The Sounders finished with roughly triple LAFC’s expected goals (1.25-.39), outshot them 16-7 and had 69% possession, including almost 80% in the second half.
“We carve out good chances in the beginning, we have them under pressure and they have a moment of brilliance from a guy who’s on fire and takes his chance really well,” Sounders goalkeeper Stefan Frei said. “At that point you’d think we have to open up and they’d find us on the counter, but they had nothing. We were able to extinguish fires early on. We deal with everything so well. Crepeau makes some good saves.
“As weird as it sounds, it was one of our better performances all year.”
That the Sounders’ basically executed their gameplan only served to ratchet up the sense of missed opportunity. The Sounders would have had another home game against an opponent they've already beaten twice this year for a chance to play in MLS Cup.
At the same time, it's hard to shake the reality that this was a roster that maybe wasn't quite ready to win it all. The season's end may have felt premature, but I don't think it's too much of a stretch to say they squeezed a lot of out of what they had. Yes, there was a ton of experience, but two of the most accomplished players – Nicolás Lodeiro and Raúl Ruidíaz – are now more role players. The team leaders mostly seem more cut out to be supporting actors, not leads. This is a team that feels like it's in the middle of a transition.
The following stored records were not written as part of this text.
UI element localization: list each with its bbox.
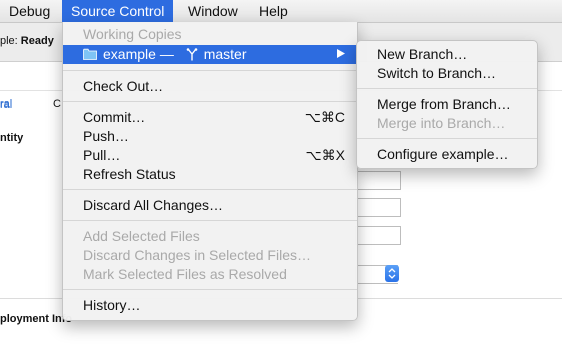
menu-separator [357, 138, 537, 139]
menu-help[interactable]: Help [250, 0, 297, 22]
discard-all-changes-item[interactable]: Discard All Changes… [63, 196, 357, 215]
identity-field-2[interactable] [355, 198, 401, 217]
merge-from-branch-item[interactable]: Merge from Branch… [357, 95, 537, 114]
commit-label: Commit… [83, 109, 146, 125]
branch-icon [186, 47, 198, 66]
pull-item[interactable]: Pull… ⌥⌘X [63, 146, 357, 165]
status-value: Ready [20, 35, 54, 47]
folder-icon [83, 48, 97, 60]
refresh-status-item[interactable]: Refresh Status [63, 165, 357, 184]
identity-field-3[interactable] [355, 226, 401, 245]
menu-source-control[interactable]: Source Control [62, 0, 174, 22]
menu-separator [357, 88, 537, 89]
check-out-item[interactable]: Check Out… [63, 77, 357, 96]
menu-separator [63, 289, 357, 290]
working-copies-header: Working Copies [83, 26, 182, 42]
discard-selected-files-item: Discard Changes in Selected Files… [83, 247, 311, 263]
menu-separator [63, 70, 357, 71]
add-selected-files-item: Add Selected Files [83, 228, 200, 244]
status-prefix: ple: [0, 35, 21, 47]
source-control-menu: Working Copies example — master Check Ou… [62, 22, 358, 321]
menu-separator [63, 189, 357, 190]
menu-separator [63, 220, 357, 221]
section-identity-heading: ntity [0, 132, 24, 144]
menu-bar: Debug Source Control Window Help [0, 0, 562, 23]
working-copy-branch: master [203, 46, 247, 62]
switch-branch-item[interactable]: Switch to Branch… [357, 64, 537, 83]
tab-general-label[interactable]: ral [0, 98, 12, 110]
menu-separator [63, 101, 357, 102]
commit-shortcut: ⌥⌘C [304, 109, 345, 125]
push-item[interactable]: Push… [63, 127, 357, 146]
working-copy-project: example [103, 46, 156, 62]
merge-into-branch-item: Merge into Branch… [377, 115, 506, 131]
configure-example-item[interactable]: Configure example… [357, 145, 537, 164]
commit-item[interactable]: Commit… ⌥⌘C [63, 108, 357, 127]
working-copy-example-master[interactable]: example — master [63, 45, 357, 64]
menu-debug[interactable]: Debug [0, 0, 59, 22]
new-branch-item[interactable]: New Branch… [357, 45, 537, 64]
history-item[interactable]: History… [63, 296, 357, 315]
submenu-arrow-icon [337, 45, 345, 64]
status-text: ple: Ready [0, 35, 54, 47]
menu-window[interactable]: Window [179, 0, 247, 22]
mark-resolved-item: Mark Selected Files as Resolved [83, 266, 287, 282]
popup-chevron-icon[interactable] [385, 265, 399, 282]
branch-submenu: New Branch… Switch to Branch… Merge from… [356, 40, 538, 169]
working-copy-dash: — [159, 46, 174, 62]
pull-label: Pull… [83, 147, 121, 163]
tab-capabilities[interactable]: C [53, 98, 61, 110]
pull-shortcut: ⌥⌘X [305, 147, 345, 163]
identity-field-1[interactable] [355, 171, 401, 190]
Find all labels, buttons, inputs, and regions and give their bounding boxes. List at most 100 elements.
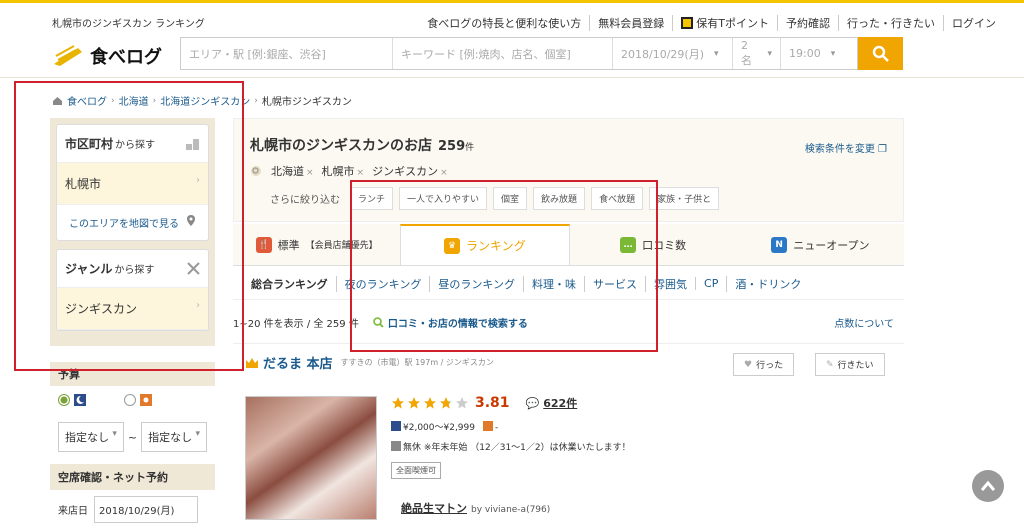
moon-icon	[391, 421, 401, 431]
budget-section: 予算 指定なし ~ 指定なし 空席確認・ネット予約 来店日 2018/10/29…	[50, 362, 215, 529]
budget-type-row	[50, 386, 215, 414]
moon-icon	[74, 394, 86, 406]
tab-new-open-label: ニューオープン	[793, 238, 870, 252]
sun-icon	[140, 394, 152, 406]
area-input[interactable]: エリア・駅 [例:銀座、渋谷]	[181, 38, 393, 69]
booking-title: 空席確認・ネット予約	[50, 464, 215, 490]
link-features[interactable]: 食べログの特長と便利な使い方	[419, 15, 589, 31]
store-name-link[interactable]: だるま 本店	[263, 353, 333, 372]
tilde: ~	[127, 430, 138, 444]
dinner-price-value: ¥2,000～¥2,999	[403, 423, 475, 433]
chevron-up-icon	[981, 481, 995, 491]
lunch-price: -	[482, 420, 499, 433]
tpoint-label: 保有Tポイント	[696, 17, 769, 30]
crumb-current: 札幌市ジンギスカン	[261, 97, 352, 108]
went-label: 行った	[756, 361, 784, 371]
date-select[interactable]: 2018/10/29(月)	[613, 38, 733, 69]
subnav-cp[interactable]: CP	[695, 277, 726, 290]
heart-icon: ♥	[744, 359, 753, 370]
link-went-want[interactable]: 行った・行きたい	[838, 15, 943, 31]
star-half-icon	[440, 397, 452, 409]
store-station-genre: すすきの（市電）駅 197m / ジンギスカン	[340, 358, 494, 367]
site-title: 札幌市のジンギスカン ランキング	[52, 19, 205, 30]
star-icon	[408, 397, 420, 409]
dinner-price: ¥2,000～¥2,999	[391, 420, 475, 433]
dinner-radio[interactable]	[58, 394, 70, 406]
review-author: by viviane-a(796)	[471, 505, 551, 515]
remove-icon: ×	[440, 168, 448, 178]
new-icon: N	[771, 236, 788, 253]
star-empty-icon	[456, 397, 468, 409]
tag-sapporo[interactable]: 札幌市 ×	[322, 163, 365, 179]
review-title[interactable]: 絶品生マトン by viviane-a(796)	[401, 500, 550, 516]
search-icon	[251, 165, 261, 176]
results-count-unit: 件	[465, 143, 475, 153]
store-photo[interactable]	[245, 396, 377, 520]
filter-label: さらに絞り込む	[270, 195, 340, 206]
rank-crown-icon	[246, 357, 258, 368]
top-links: 食べログの特長と便利な使い方 無料会員登録 保有Tポイント 予約確認 行った・行…	[419, 15, 1004, 31]
remove-icon: ×	[306, 168, 314, 178]
tag-hokkaido[interactable]: 北海道 ×	[271, 163, 314, 179]
store-rating: 3.81 💬 622件	[391, 395, 577, 411]
subnav-drinks[interactable]: 酒・ドリンク	[726, 275, 809, 292]
sun-icon	[482, 420, 493, 431]
people-select[interactable]: 2名	[733, 38, 781, 69]
scroll-top-button[interactable]	[972, 470, 1004, 502]
remove-icon: ×	[356, 168, 365, 178]
lunch-price-value: -	[494, 422, 499, 433]
points-about-link[interactable]: 点数について	[834, 315, 894, 330]
search-button[interactable]	[858, 37, 903, 70]
change-conditions-link[interactable]: 検索条件を変更 ❐	[805, 140, 887, 155]
active-tags: 北海道 × 札幌市 × ジンギスカン ×	[250, 163, 448, 179]
lunch-radio[interactable]	[124, 394, 136, 406]
review-count-link[interactable]: 💬 622件	[526, 395, 578, 411]
results-count: 259	[438, 139, 466, 154]
tag-jingisukan[interactable]: ジンギスカン ×	[372, 163, 448, 179]
subnav-overall[interactable]: 総合ランキング	[243, 276, 336, 292]
star-icon	[392, 397, 404, 409]
keyword-input[interactable]: キーワード [例:焼肉、店名、個室]	[393, 38, 613, 69]
budget-min-select[interactable]: 指定なし	[58, 422, 124, 452]
store-score: 3.81	[475, 395, 510, 411]
visit-date-input[interactable]: 2018/10/29(月)	[94, 496, 198, 523]
tag-jingisukan-label: ジンギスカン	[372, 165, 439, 178]
tab-new-open[interactable]: N ニューオープン	[737, 224, 904, 265]
logo-icon	[54, 45, 82, 66]
tab-standard-label: 標準	[277, 238, 300, 252]
link-login[interactable]: ログイン	[943, 15, 1004, 31]
time-select[interactable]: 19:00	[781, 38, 857, 69]
filter-family[interactable]: 家族・子供と	[649, 187, 720, 210]
link-tpoint[interactable]: 保有Tポイント	[672, 15, 777, 31]
logo[interactable]: 食べログ	[52, 43, 162, 69]
results-title-text: 札幌市のジンギスカンのお店	[250, 138, 432, 154]
budget-range-row: 指定なし ~ 指定なし	[50, 414, 215, 460]
pin-icon: ✎	[826, 359, 834, 370]
went-button[interactable]: ♥ 行った	[733, 353, 795, 376]
price-row: ¥2,000～¥2,999 -	[391, 420, 498, 433]
want-label: 行きたい	[837, 361, 874, 371]
visit-date-label: 来店日	[58, 506, 88, 517]
change-conditions-label: 検索条件を変更	[804, 144, 875, 155]
search-icon	[872, 45, 889, 62]
link-register[interactable]: 無料会員登録	[589, 15, 672, 31]
star-icon	[424, 397, 436, 409]
search-bar: エリア・駅 [例:銀座、渋谷] キーワード [例:焼肉、店名、個室] 2018/…	[180, 37, 858, 70]
highlight-box-sidebar	[14, 81, 244, 371]
showing-count: 1~20 件を表示 / 全 259 件	[233, 318, 359, 330]
review-count: 622件	[543, 397, 578, 410]
want-button[interactable]: ✎ 行きたい	[815, 353, 885, 376]
calendar-icon	[391, 441, 401, 451]
speech-bubble-icon: 💬	[525, 396, 540, 410]
highlight-box-ranking	[350, 180, 658, 352]
budget-max-select[interactable]: 指定なし	[141, 422, 207, 452]
tag-sapporo-label: 札幌市	[321, 165, 355, 178]
visit-date-row: 来店日 2018/10/29(月)	[50, 490, 215, 529]
link-reservation[interactable]: 予約確認	[777, 15, 838, 31]
crumb-sep: ›	[254, 95, 258, 106]
tag-hokkaido-label: 北海道	[271, 165, 304, 178]
smoking-badge: 全面喫煙可	[391, 462, 441, 479]
logo-text: 食べログ	[90, 47, 162, 68]
review-title-text: 絶品生マトン	[401, 502, 467, 515]
fork-icon: 🍴	[255, 236, 272, 253]
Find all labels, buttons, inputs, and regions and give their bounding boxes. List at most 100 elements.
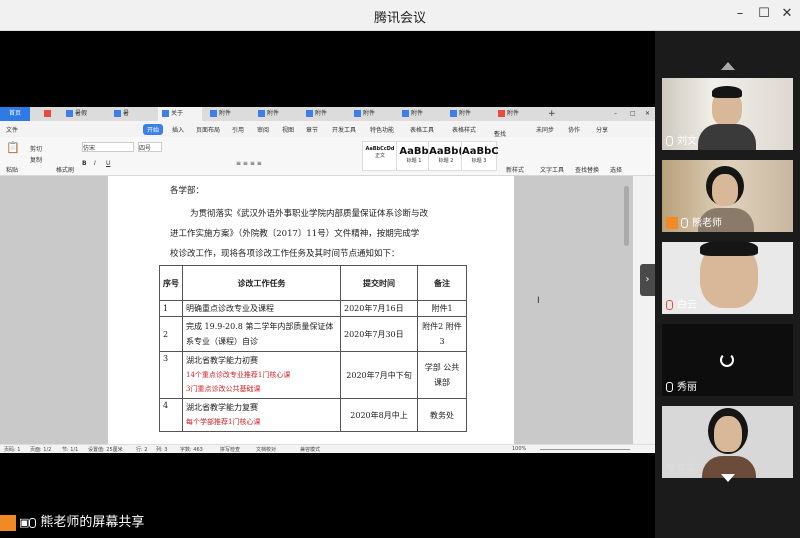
tab-doc-9[interactable]: 附件 [494,107,538,121]
doc-para-2: 进工作实施方案》（外院教〔2017〕11号）文件精神，按期完成学 [170,229,420,239]
doc-icon [66,110,73,117]
participant-face [714,416,742,452]
menu-section[interactable]: 章节 [306,125,318,134]
mic-icon [29,517,37,528]
menu-view[interactable]: 视图 [282,125,294,134]
table-row: 4 湖北省教学能力复赛 每个学部推荐1门核心课 2020年8月中上 教务处 [159,398,467,432]
mic-muted-icon [666,300,673,310]
shared-wps-window[interactable]: 首页 暑假 暑 关于 附件 附件 附件 附件 附件 附件 附件 + – □ ✕ … [0,107,655,453]
zoom-slider[interactable] [540,449,630,450]
collapse-panel-button[interactable]: › [640,264,655,296]
tab-doc-active[interactable]: 关于 [158,107,202,121]
doc-para-3: 校诊改工作，现将各项诊改工作任务及其时间节点通知如下： [170,249,400,259]
screen-share-label: ▣ 熊老师的屏幕共享 [0,511,144,533]
doc-icon [450,110,457,117]
tab-doc-4[interactable]: 附件 [254,107,298,121]
paste-icon[interactable]: 📋 [6,141,20,154]
wps-logo-icon [44,110,51,117]
font-select[interactable]: 仿宋 [82,142,134,152]
close-icon[interactable]: ✕ [779,6,795,21]
maximize-icon[interactable]: ☐ [756,6,772,21]
tab-doc-1[interactable]: 暑假 [62,107,106,121]
task-table: 序号 诊改工作任务 提交时间 备注 1 明确重点诊改专业及课程 2020年7月1… [159,265,467,432]
zoom-level: 100% [512,446,527,452]
status-setting: 设置值: 25厘米 [88,447,123,453]
scroll-down-icon[interactable] [721,474,735,482]
style-normal[interactable]: AaBbCcDd 正文 [362,141,398,171]
menu-unsynced[interactable]: 未同步 [536,125,554,134]
menu-table-style[interactable]: 表格样式 [452,125,476,134]
status-pages: 页面: 1/2 [30,447,52,453]
doc-icon [306,110,313,117]
pdf-icon [498,110,505,117]
doc-tab-bar: 首页 暑假 暑 关于 附件 附件 附件 附件 附件 附件 附件 + – □ ✕ [0,107,655,121]
participant-tile[interactable]: 熊老师 [662,160,793,232]
menu-home[interactable]: 开始 [143,124,164,135]
participant-tile[interactable]: 白云 [662,242,793,314]
status-col: 列: 3 [156,447,168,453]
doc-greeting: 各学部： [170,186,205,196]
scroll-up-icon[interactable] [721,62,735,70]
doc-icon [162,110,169,117]
paste-button[interactable]: 粘贴 [6,165,18,174]
status-compat: 兼容模式 [300,447,321,453]
table-header: 备注 [417,265,467,301]
tab-doc-7[interactable]: 附件 [398,107,442,121]
mic-icon [666,382,673,392]
status-page-num: 页码: 1 [4,447,21,453]
menu-share[interactable]: 分享 [596,125,608,134]
document-page[interactable]: 各学部： 为贯彻落实《武汉外语外事职业学院内部质量保证体系诊断与改 进工作实施方… [108,176,514,444]
cut-button[interactable]: 剪切 [30,144,42,153]
maximize-icon[interactable]: □ [626,107,640,121]
new-tab-icon[interactable]: + [544,107,558,121]
menu-file[interactable]: 文件 [6,125,18,134]
doc-icon [354,110,361,117]
menu-special[interactable]: 特色功能 [370,125,394,134]
participant-face [712,174,738,206]
right-tool-panel [633,176,655,444]
align-icons[interactable]: ≡ ≡ ≡ ≡ [236,160,262,167]
doc-check-button[interactable]: 文档校对 [256,446,276,453]
ribbon-toolbar: 📋 粘贴 剪切 复制 格式刷 仿宋 四号 B I U ≡ ≡ ≡ ≡ AaBbC… [0,137,655,176]
menu-dev[interactable]: 开发工具 [332,125,356,134]
table-header: 序号 [159,265,183,301]
underline-button[interactable]: U [106,160,110,167]
minimize-icon[interactable]: – [732,6,748,21]
copy-button[interactable]: 复制 [30,155,42,164]
status-words: 字数: 463 [180,447,203,453]
size-select[interactable]: 四号 [138,142,162,152]
new-style-button[interactable]: 新样式 [506,165,524,174]
find-replace-button[interactable]: 查找替换 [575,165,599,174]
spell-check-button[interactable]: 拼写检查 [220,446,240,453]
status-section: 节: 1/1 [62,447,79,453]
tab-doc-5[interactable]: 附件 [302,107,346,121]
tab-doc-6[interactable]: 附件 [350,107,394,121]
menu-review[interactable]: 审阅 [257,125,269,134]
vertical-scrollbar[interactable] [624,186,629,246]
bold-button[interactable]: B [82,160,87,167]
tab-wps[interactable] [40,107,58,121]
screen-share-icon: ▣ [19,516,30,529]
minimize-icon[interactable]: – [610,107,624,121]
tab-doc-2[interactable]: 暑 [110,107,154,121]
menu-collab[interactable]: 协作 [568,125,580,134]
select-button[interactable]: 选择 [610,165,622,174]
tab-doc-8[interactable]: 附件 [446,107,490,121]
menu-insert[interactable]: 插入 [172,125,184,134]
tab-home[interactable]: 首页 [0,107,30,121]
format-painter-button[interactable]: 格式刷 [56,165,74,174]
style-heading-3[interactable]: AaBbC 标题 3 [461,141,499,171]
tab-doc-3[interactable]: 附件 [206,107,250,121]
table-header: 诊改工作任务 [182,265,341,301]
style-heading-1[interactable]: AaBb 标题 1 [396,141,432,171]
menu-reference[interactable]: 引用 [232,125,244,134]
italic-button[interactable]: I [94,160,96,167]
doc-icon [114,110,121,117]
menu-table-tools[interactable]: 表格工具 [410,125,434,134]
style-heading-2[interactable]: AaBb(标题 2 [428,141,464,171]
participant-tile[interactable]: 刘文 [662,78,793,150]
text-tools-button[interactable]: 文字工具 [540,165,564,174]
close-icon[interactable]: ✕ [641,107,655,121]
participant-tile[interactable]: 李育英 [662,406,793,478]
menu-layout[interactable]: 页面布局 [196,125,220,134]
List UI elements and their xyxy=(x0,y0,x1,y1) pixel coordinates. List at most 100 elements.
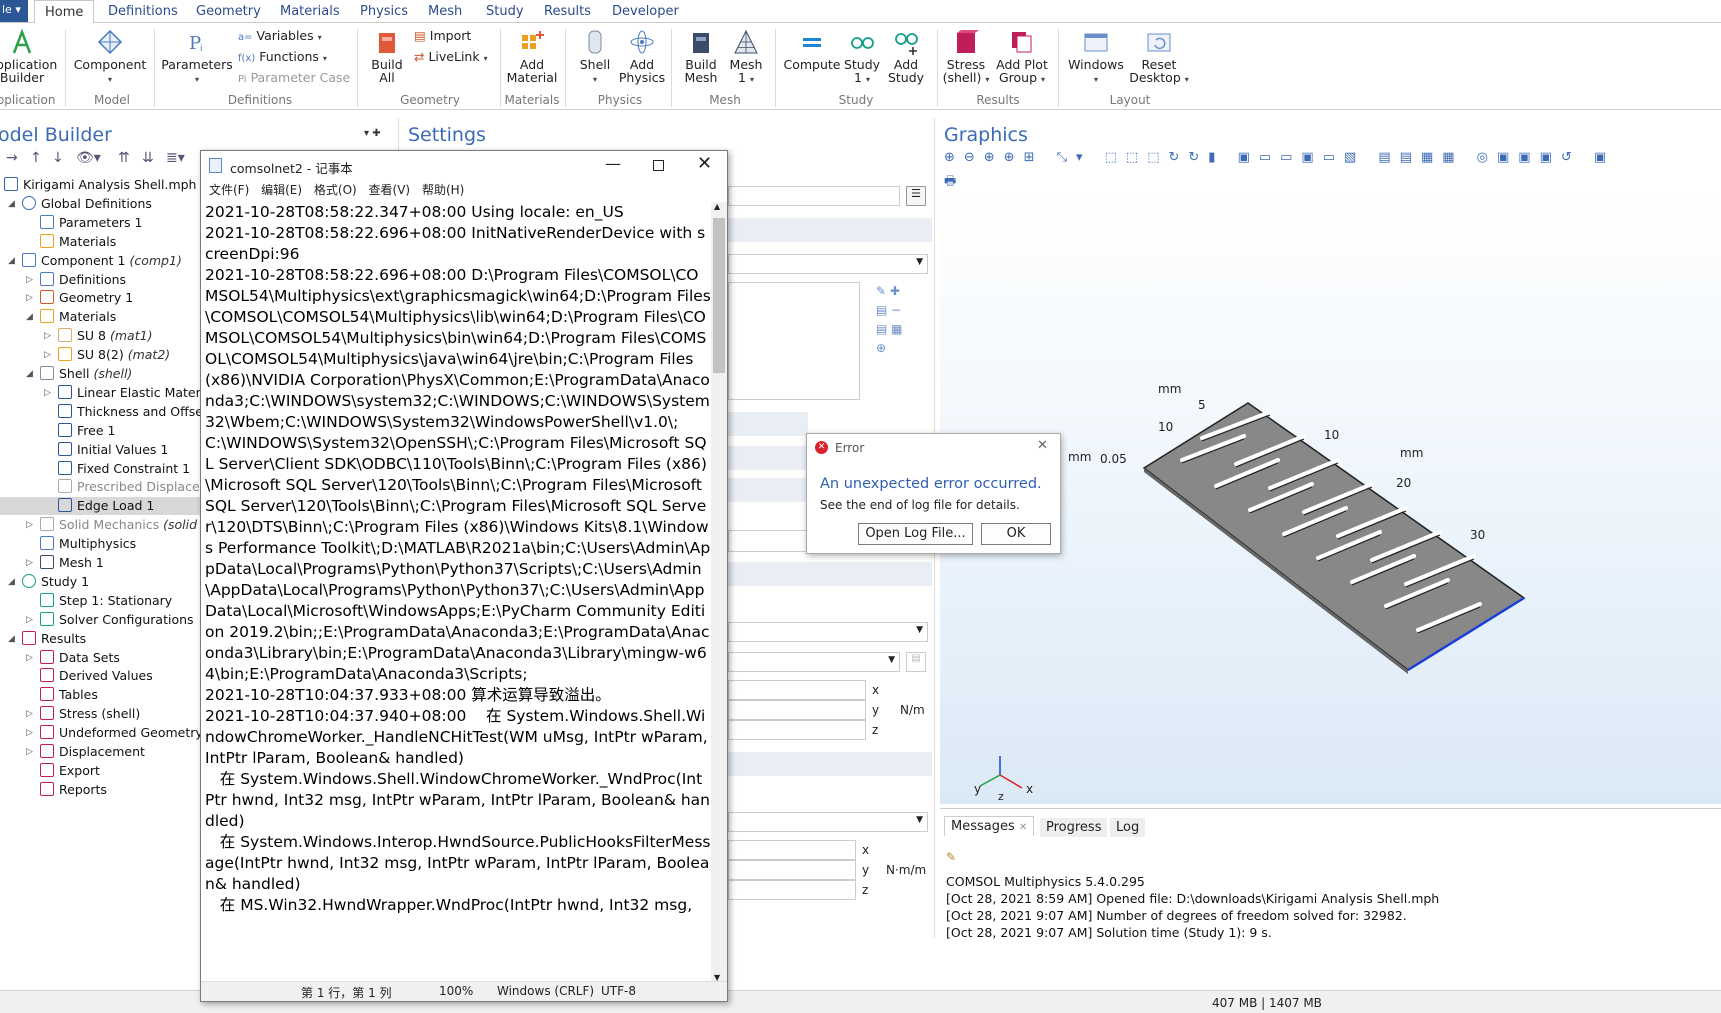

"What I’m proud of is we changed the way we played this year," Schmetzer said. We fundamentally changed the way we played. The coaches did a good job, the players did a good job of adapting to that.
"What I’d say is we were pretty close to doing something pretty special. We did a lot with this group and I’m proud of that fact. We will continue to drive to make sure our success continues. Is this season a failure? In some ways, yes it is, because we had a big opportunity. But at the end of the day, I’m proud of the success we did have."